Figure 4: Final angiographic images and optical coherence tomography after percutaneous coronary artery and 1-year follow-up angiography control.
OCT measurement for 1) proximal MB mean vessel diameter after stenting is 3.73 mm; 3) distal MB mean vessel diameter is 3.4 mm; 4) SB mean vessel diameter after stenting is 3.2 mm. Bifurcation OCT (image 2) confirm an excellent result at the neocarina of the bifurcation and full coverage of the SB ostium without scaffold disruption. Angiographic images post-PCI A) segments for OCT; B) final image for bifurcation; C) 1-year follow-up angiography control for bifurcation.
OCT: optical coherence tomography; MB: main branch; SB: side branch; PCI: percutaneous coronary intervention.

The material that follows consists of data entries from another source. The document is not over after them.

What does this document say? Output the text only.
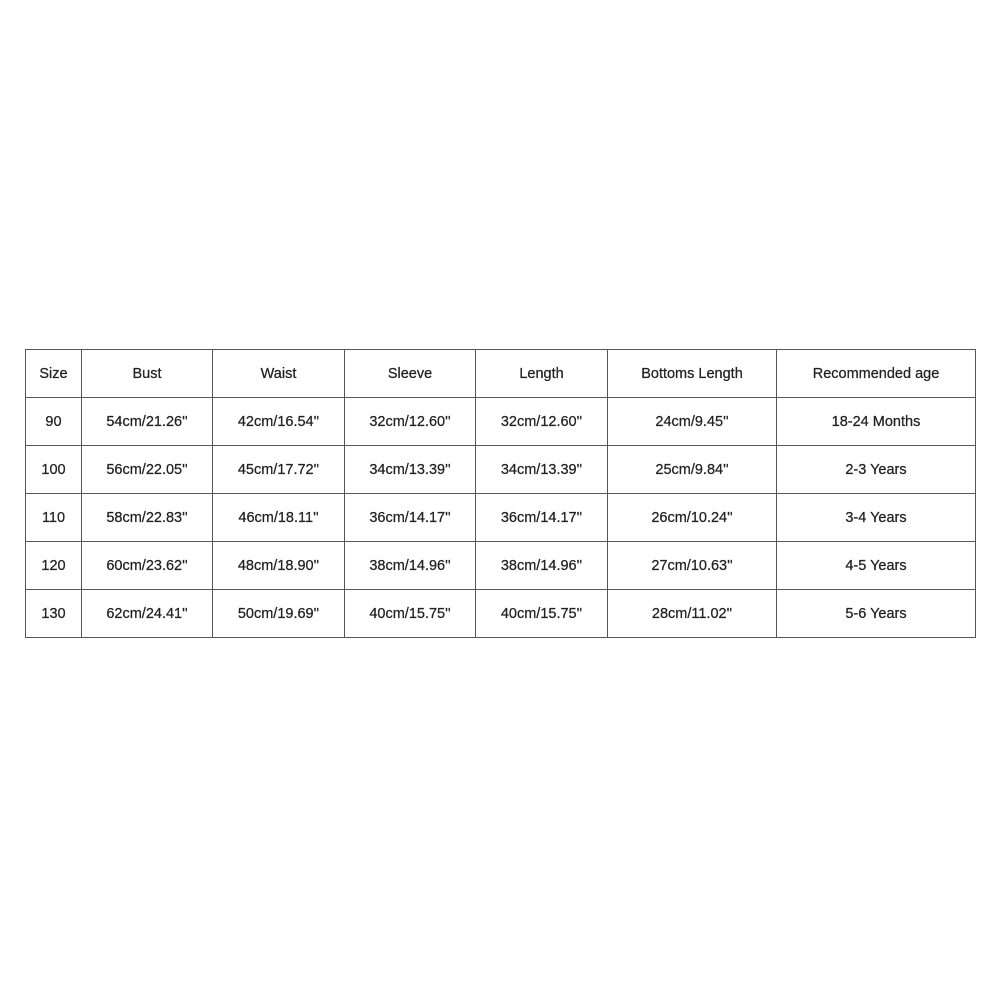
Size	Bust	Waist	Sleeve	Length	Bottoms Length	Recommended age
90	54cm/21.26''	42cm/16.54''	32cm/12.60''	32cm/12.60''	24cm/9.45''	18-24 Months
100	56cm/22.05''	45cm/17.72''	34cm/13.39''	34cm/13.39''	25cm/9.84''	2-3 Years
110	58cm/22.83''	46cm/18.11''	36cm/14.17''	36cm/14.17''	26cm/10.24''	3-4 Years
120	60cm/23.62''	48cm/18.90''	38cm/14.96''	38cm/14.96''	27cm/10.63''	4-5 Years
130	62cm/24.41''	50cm/19.69''	40cm/15.75''	40cm/15.75''	28cm/11.02''	5-6 Years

The feasibility of using the BVS in bifurcation lesions is still under investigation but so far, the results seem promising. BVS technology has some technical limitations to its use in bifurcation lesions, such as the risk of strut fracture.13 Dzavík and Colombo14 published bench testing in a synthetic arterial bifurcation model with T stenting, crush, and culotte procedures using a BVS. In crush cases, they could easily recross the crushed BVS with the wire and balloon and achieve good results after deployment of the main vessel BVS and FKB inflation. They concluded that in narrower angle bifurcations, a mini-step crush or culotte technique should be considered, deploying a metal DES in the SB. Although using the BVS in both MB and SB appears feasible, their use requires careful evaluation in fractal models with different bifurcation angles and clinically should be limited to patients with large-calibre main vessels. As disrupted BVS struts cannotbe visualised by angiography, they recommend intravascular imaging, preferably with OCT, or alternatively with IVUS (of the MB in particular), whenever dilation of the BVS struts, POT, or FKB inflation has been performed, or two BVS have been deployed, to ensure the integrity of the final result.

CONCLUSION

In conclusion, combined BVS and DES implantation as a two-stent approach using the mini-crush technique is a safe, feasible, effective, and durable treatment option for patients with true bifurcation disease. Patient selection for complex stenting requires accurate lesion evaluation including assessment of distribution of disease (whether the disease involves both branches), size of branch, angle of branch, severity and length of the SB lesion, and presence of concomitant distal disease in the SB. Double stenting is more complex, time-consuming, and labour intensive, and requires specialist techniques, including IVUS/OCT guidance, plaque pretreatment, new-generation DES and BVS usage; post-stenting optimisation is strongly recommended to avoid complications and ensure favourable long-term results. OCT is the best visualisation method for implanted BVS evaluation. Further investigation is needed to prove the long-term results. Our current recommendations are still to use provisional stenting in the majority of cases, but if there is a need to do a planned two-stent approach, we recommend the use of imaging methods, plaque modification before stent implantation, and FKB and POT inflation to achieve an effective final result. FKB inflation should be done with appropriately sized balloons during all two-stent techniques to achieve less proximal stent deformation. Additionally, the DK crush may be superior to the standard crush technique with respect to acute procedural results and clinical outcomes by facilitating successful final kissing inflation in all patients.

Our institution is conducting an ongoing pilot, prospective, consecutive, single-centre registry for unprotected left main intervention by IVUS-guided and OCT-optimised combined BVS (LCX) and DES (left main anterior descending coronary artery) stent implantation using either a two-stent, mini-crush, or T-stent strategy. At this time the registry has included >50 patients. Thirty-eight patients reached the 1-year follow-up whilst 16 patients so far have reached the 2-year follow-up. Data from these patients show good results for this bifurcation treatment strategy.